Black History Month: The History of Acupuncture in the United States
In honor of Black History Month, we thought we would take a look at the history of Acupuncture in the United States and the unique part the Black community had in the arrival of old Chinese techniques in the western world.
Our story begins in the 1970s, but instead of telling the story of President Nixon bringing Chinese medicine to the forefront when recovering from a minor surgery, we are going to tell you the story of grassroots organizations coming together to take ownership of their own healthcare by incorporating acupuncture.
The New York Lincoln Detox Center
In November 1970 a group consisting of the Black Panthers, the Young Lords (a Chicago-based Latino civil and human rights organization), and the Health Revolutionary Unity Movement came together to open The New York Lincoln Detox Center: The People’s Drug Program.
But this was not a red-ribbon-cutting type moment. Lincoln Hospital was built in 1839 to receive former slaves migrating from the South. By 1970, it was the only medical facility in the South Bronx. It was a dilapidated brick structure from the previous century that had never been upgraded. Members of the Young Lord, the Black Panthers and the Health Revolutionary Movement walked in and took over the Nurses’ Residence building of Lincoln Hospital and refused to leave. They proceeded to create the first drug rehabilitation treatment center to incorporate acupuncture and the was the first private medical institution to implement the mass use of acupuncture.
After having their neighborhoods riddled with dangerous drug use, the founders had grown dissatisfied with methadone maintenance from mainstream sources replacing one drug for another. Desperate to help people take back their lives, medical providers with the Health Revolutionary Unity Movement found acupuncture.
The Lincoln Detox Program was recognized as the largest and most effective of its kind by the National Institute of Drug Abuse, the National Acupuncture Research Society, and the World Academic Society of Acupuncture.
Dr. Mutulu Shakur
One of the acupuncture practitioners that led the charge was Mutulu Shakur. Shakur was born in 1950 as Jeral Wayne Williams in Baltimore, MD. When he was seven, he moved to Queens, NY with his family. When he was a teenager, he became involved with the Revolutionary Action Movement. He was certified and licensed to practice acupuncture in the State of California in 1979. Shakur worked for and lead the Lincoln Hospital Detoxification Program in the Bronx in New York from 1971 to 1978. In 1978 Dr. Shakur became the co-founder and co-director of the Black Acupuncture Advisory Association of North America and the Harlem Institute of Acupuncture.

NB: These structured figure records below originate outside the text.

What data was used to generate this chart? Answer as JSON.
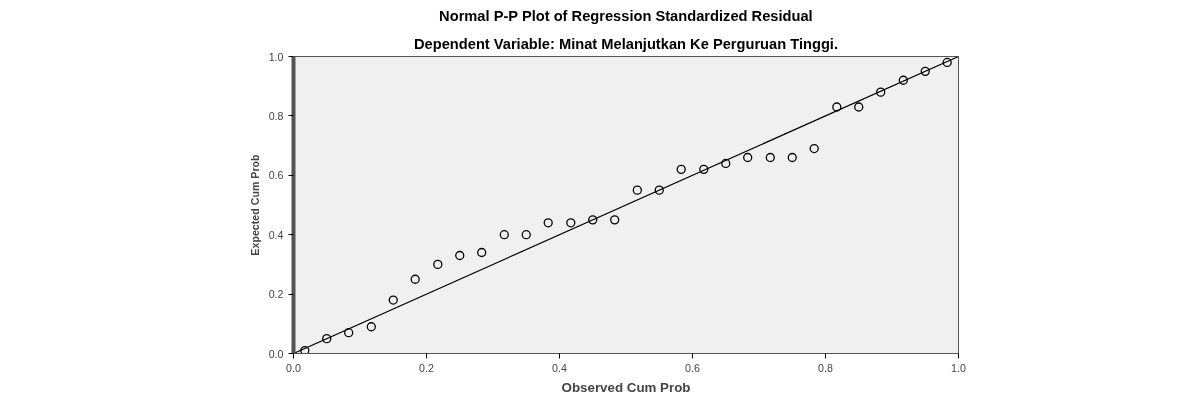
{
  "chart_data": {
    "type": "scatter",
    "title": "Normal P-P Plot of Regression Standardized Residual",
    "subtitle": "Dependent Variable: Minat Melanjutkan Ke Perguruan Tinggi.",
    "xlabel": "Observed Cum Prob",
    "ylabel": "Expected Cum Prob",
    "x": [
      0.017,
      0.05,
      0.083,
      0.117,
      0.15,
      0.183,
      0.217,
      0.25,
      0.283,
      0.317,
      0.35,
      0.383,
      0.417,
      0.45,
      0.483,
      0.517,
      0.55,
      0.583,
      0.617,
      0.65,
      0.683,
      0.717,
      0.75,
      0.783,
      0.817,
      0.85,
      0.883,
      0.917,
      0.95,
      0.983
    ],
    "series": [
      {
        "color": "#000000",
        "marker": "circle",
        "values": [
          0.01,
          0.05,
          0.07,
          0.09,
          0.18,
          0.25,
          0.3,
          0.33,
          0.34,
          0.4,
          0.4,
          0.44,
          0.44,
          0.45,
          0.45,
          0.55,
          0.55,
          0.62,
          0.62,
          0.64,
          0.66,
          0.66,
          0.66,
          0.69,
          0.83,
          0.83,
          0.88,
          0.92,
          0.95,
          0.98
        ]
      },
      {
        "type": "line",
        "color": "#000000",
        "x": [
          0,
          1
        ],
        "values": [
          0,
          1
        ]
      }
    ],
    "xlim": [
      0,
      1
    ],
    "ylim": [
      0,
      1
    ],
    "xticks": [
      {
        "value": 0,
        "label": "0.0"
      },
      0.2,
      0.4,
      0.6,
      0.8,
      {
        "value": 1,
        "label": "1.0"
      }
    ],
    "yticks": [
      {
        "value": 0,
        "label": "0.0"
      },
      0.2,
      0.4,
      0.6,
      0.8,
      {
        "value": 1,
        "label": "1.0"
      }
    ],
    "grid": false
  }
}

Despite the origin of the Lincoln Detox Program, Shakur didn’t limit his treatment to those with drug addiction. He made regular, quality, low-cost health care available to everyone in the area. Poor nutrition, lack of adequate health care, as well as the drugs being pumped into the communities, red lining, and the reality of PTSD and PTSS from the everyday stress of living in such subhuman circumstances, were a heavy burden for the community to carry. Acupuncture became a low-cost and effective solution for those in the Black and Latino communities. This became the foundation for the current community acupuncture movement.
Modern Acupuncture in the Black Community
Currently there is a Black Acupuncturist Association whose mission is to create a network of African Diasporan Acupuncture Medicine practitioners who work to promote, educate, elevate, and support African Diasporan Black practitioners while creating health equity in an inclusive and liberated world community.